Oil price spike nearing demand destruction levels, ConocoPhillips CEO says
Oil prices are so high that "we are encroaching upon the area of demand destruction," ConocoPhillips (NYSE:COP) CEO Ryan Lance told Bloomberg in an interview at the CERAWeek by S&P Global energy conference in Houston.
Crude oil futures racked up their highest settlements since 2008 on Tuesday, with April WTI (CL1:COM) closing +3.6% at $123.70/bbl and May Brent (CO1:COM) ending +3.9% at $127.98/bbl, while U.S. retail gasoline prices continued to climb, as the national average price hit $4.173/gal early Tuesday, topping the previous record of $4.114/gal from July 2008.
"This the level where consumers start to push back. People start conserving energy and changing their behavior," Lance said.
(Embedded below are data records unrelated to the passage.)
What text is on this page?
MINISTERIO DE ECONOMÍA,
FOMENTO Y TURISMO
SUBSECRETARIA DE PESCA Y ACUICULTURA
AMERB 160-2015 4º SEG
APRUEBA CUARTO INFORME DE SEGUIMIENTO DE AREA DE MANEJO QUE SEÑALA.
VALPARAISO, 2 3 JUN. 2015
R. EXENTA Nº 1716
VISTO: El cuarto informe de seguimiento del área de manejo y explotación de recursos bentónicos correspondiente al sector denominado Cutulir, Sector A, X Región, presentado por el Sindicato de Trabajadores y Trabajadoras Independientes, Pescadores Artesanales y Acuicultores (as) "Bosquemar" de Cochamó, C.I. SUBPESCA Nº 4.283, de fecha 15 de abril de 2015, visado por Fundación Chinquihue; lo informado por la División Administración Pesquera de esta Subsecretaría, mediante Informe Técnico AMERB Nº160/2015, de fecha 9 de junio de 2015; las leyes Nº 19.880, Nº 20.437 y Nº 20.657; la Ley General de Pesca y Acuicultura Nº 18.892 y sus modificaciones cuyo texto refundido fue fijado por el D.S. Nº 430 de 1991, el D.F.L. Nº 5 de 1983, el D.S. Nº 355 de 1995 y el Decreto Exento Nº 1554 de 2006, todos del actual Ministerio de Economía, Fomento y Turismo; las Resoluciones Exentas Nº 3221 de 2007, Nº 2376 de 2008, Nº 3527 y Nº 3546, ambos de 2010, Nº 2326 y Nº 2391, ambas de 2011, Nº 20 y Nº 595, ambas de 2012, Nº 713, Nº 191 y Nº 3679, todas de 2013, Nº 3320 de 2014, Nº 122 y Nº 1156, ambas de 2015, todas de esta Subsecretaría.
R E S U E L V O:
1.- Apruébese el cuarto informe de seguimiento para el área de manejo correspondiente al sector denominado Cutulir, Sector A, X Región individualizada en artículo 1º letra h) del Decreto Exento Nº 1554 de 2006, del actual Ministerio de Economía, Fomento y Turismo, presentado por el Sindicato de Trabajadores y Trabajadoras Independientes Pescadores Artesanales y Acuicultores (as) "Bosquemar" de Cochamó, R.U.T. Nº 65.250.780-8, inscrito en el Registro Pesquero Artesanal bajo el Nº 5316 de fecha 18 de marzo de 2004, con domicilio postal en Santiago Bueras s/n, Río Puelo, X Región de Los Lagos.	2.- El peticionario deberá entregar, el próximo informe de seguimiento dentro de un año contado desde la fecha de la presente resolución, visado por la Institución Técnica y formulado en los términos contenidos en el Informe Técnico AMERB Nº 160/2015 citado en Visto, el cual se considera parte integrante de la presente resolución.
The new U.S. ban on importing Russian oil, gas and products "makes sense," at least for now, Lance told the CERAWeek by S&P Global conference, but if the war in Ukraine drags on for many months, a different plan would be needed to ensure sufficient oil supplies at affordable prices.
In an interview with CNBC, Lance said it would take 8-12 months to see "the first drop of new oil" if the company decided to pump more oil, which is "why we have to be thinking about the medium and longer term."
ConocoPhillips expects to spend 20% more capital this year than in 2021 and will increase production, and could decide to put even more capital to work, the CEO said, but the company "needs to make sure the returns are there."
"We're dealing with the same inflation and supply chain every other manufacturer is dealing with in the U.S.," Lance said, echoing comments made by Occidental Petroleum CEO Vicki Hollub.